Ai domiciliari il vittoriese che investì e uccise Alessio e Simone

Va ai domiciliari e lascia quindi il carcere Rosario Greco, il vittoriese che investì ed uccise i cuginetti vittoriesi 12enni Alessio e Simone. La corte di Cassazione, lo scorso marzo, ave annullato, con rinvio, la sentenza d’appello che condannava l’imputato a 9 anni di reclusione. La sentenza d’appello emessa a febbraio del 2021 aveva confermato la sentenza di primo grado con la quale il 26 maggio 2020 l’imputato fu condannato con rito abbreviato per duplice omicidio stradale aggravato. Il processo è di conseguenza da rifare, ma intanto l’uomo è stato sottoposto ai domiciliari. I 2 cuginetti furono travolti mentre giocavano sotto casa in una stretta via di Vittoria l’11 luglio del 2019 dal suv guidato dall’imputato.

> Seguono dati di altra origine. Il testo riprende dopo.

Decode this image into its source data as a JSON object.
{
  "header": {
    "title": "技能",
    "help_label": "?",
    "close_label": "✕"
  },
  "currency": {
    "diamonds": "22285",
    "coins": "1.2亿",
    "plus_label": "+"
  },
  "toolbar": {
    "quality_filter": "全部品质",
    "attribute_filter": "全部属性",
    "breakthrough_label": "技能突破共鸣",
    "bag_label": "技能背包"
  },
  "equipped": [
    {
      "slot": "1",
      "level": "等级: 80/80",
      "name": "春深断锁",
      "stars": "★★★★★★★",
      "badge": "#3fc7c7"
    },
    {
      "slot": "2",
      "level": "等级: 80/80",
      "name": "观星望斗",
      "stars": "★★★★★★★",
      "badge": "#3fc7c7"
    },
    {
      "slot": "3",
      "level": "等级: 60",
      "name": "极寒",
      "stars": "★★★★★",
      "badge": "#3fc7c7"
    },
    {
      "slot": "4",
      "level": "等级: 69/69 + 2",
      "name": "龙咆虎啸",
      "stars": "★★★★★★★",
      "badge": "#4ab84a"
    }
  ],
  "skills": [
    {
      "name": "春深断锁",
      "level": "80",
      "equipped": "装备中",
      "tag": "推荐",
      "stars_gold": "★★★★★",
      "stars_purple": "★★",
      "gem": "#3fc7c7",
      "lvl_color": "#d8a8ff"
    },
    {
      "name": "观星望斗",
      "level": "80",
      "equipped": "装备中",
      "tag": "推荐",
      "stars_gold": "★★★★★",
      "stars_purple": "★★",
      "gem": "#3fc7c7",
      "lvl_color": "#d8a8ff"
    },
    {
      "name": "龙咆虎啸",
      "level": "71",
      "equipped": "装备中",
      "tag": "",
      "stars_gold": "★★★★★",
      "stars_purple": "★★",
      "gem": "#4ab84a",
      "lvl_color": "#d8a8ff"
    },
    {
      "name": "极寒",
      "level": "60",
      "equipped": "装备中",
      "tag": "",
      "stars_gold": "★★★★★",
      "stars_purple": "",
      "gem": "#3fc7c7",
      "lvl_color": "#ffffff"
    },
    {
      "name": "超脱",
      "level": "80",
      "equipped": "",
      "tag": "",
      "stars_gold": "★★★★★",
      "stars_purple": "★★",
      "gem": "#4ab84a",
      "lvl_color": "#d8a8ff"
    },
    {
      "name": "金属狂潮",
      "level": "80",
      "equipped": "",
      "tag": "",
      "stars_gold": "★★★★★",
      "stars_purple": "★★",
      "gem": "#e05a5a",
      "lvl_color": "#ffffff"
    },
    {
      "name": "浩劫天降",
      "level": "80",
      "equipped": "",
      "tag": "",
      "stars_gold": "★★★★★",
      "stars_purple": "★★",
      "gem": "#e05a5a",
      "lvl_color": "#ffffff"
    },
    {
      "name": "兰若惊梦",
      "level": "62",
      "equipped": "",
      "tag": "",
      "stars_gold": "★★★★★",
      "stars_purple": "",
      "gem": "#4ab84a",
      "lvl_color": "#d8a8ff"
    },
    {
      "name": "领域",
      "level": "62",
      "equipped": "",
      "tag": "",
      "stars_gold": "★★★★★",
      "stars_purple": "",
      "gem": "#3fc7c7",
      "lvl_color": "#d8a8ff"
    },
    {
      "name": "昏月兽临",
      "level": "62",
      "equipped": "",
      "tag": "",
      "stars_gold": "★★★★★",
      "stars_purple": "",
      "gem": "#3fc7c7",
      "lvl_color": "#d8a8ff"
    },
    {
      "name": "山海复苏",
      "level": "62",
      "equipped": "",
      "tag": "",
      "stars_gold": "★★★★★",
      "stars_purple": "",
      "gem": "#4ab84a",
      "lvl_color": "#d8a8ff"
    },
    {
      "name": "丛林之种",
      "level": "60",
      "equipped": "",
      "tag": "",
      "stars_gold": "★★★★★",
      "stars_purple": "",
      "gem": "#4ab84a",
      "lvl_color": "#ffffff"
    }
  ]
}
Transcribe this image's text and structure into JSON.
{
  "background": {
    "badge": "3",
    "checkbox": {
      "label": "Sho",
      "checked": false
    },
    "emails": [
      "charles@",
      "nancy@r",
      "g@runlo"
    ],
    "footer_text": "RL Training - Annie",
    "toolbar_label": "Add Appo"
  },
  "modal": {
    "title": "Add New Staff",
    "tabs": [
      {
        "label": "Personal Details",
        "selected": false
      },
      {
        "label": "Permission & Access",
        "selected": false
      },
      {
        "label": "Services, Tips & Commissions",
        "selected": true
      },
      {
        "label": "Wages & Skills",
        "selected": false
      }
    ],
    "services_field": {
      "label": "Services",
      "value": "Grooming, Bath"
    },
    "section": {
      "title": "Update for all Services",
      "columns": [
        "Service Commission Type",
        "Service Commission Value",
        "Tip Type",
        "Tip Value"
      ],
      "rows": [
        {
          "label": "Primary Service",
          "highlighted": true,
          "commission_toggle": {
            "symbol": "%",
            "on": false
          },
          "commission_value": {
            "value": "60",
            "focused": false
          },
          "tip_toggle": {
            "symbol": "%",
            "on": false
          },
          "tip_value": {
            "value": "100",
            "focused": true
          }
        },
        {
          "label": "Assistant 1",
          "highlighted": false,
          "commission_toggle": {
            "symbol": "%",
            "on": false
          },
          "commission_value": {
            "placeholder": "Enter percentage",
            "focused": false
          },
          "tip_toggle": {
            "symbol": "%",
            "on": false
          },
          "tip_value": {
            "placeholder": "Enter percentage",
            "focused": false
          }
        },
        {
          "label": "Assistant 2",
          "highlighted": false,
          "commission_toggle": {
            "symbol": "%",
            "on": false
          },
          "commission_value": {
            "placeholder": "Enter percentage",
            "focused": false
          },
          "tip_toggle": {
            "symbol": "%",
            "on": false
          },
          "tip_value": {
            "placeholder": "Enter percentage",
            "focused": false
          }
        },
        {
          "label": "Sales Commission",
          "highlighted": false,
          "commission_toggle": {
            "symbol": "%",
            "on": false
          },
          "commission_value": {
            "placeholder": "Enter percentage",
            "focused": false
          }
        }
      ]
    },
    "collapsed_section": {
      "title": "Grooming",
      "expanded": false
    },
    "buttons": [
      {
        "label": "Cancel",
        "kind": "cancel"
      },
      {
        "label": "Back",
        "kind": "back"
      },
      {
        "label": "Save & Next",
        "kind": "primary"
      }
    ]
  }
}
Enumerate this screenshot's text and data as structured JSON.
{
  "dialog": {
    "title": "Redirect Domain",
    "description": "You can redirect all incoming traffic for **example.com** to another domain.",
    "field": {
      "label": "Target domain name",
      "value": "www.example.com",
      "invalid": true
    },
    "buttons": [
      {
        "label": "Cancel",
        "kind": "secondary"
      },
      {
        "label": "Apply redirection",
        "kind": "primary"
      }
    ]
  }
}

I 2 bambini erano seduti sullo scalino della porta di casa quando l’auto piombò sulla via a tutta velocità e li travolse, non concedendogli scampo. Simone morì pochi giorni dopo il cuginetto Alessio, nel giorno dei suoi funerali a Vittoria, mentre si trovava ricoverato al policlinico di Messina, dopo aver perso entrambe le gambe nonostante il delicato intervento chirurgico al quale era stato sottoposto. La concessione dei domiciliari all’imputato ha indignato i genitori delle 2 piccole vittime, che si sentono “Traditi dalla giustizia, che, a questo punto, si chiama ingiustizia”.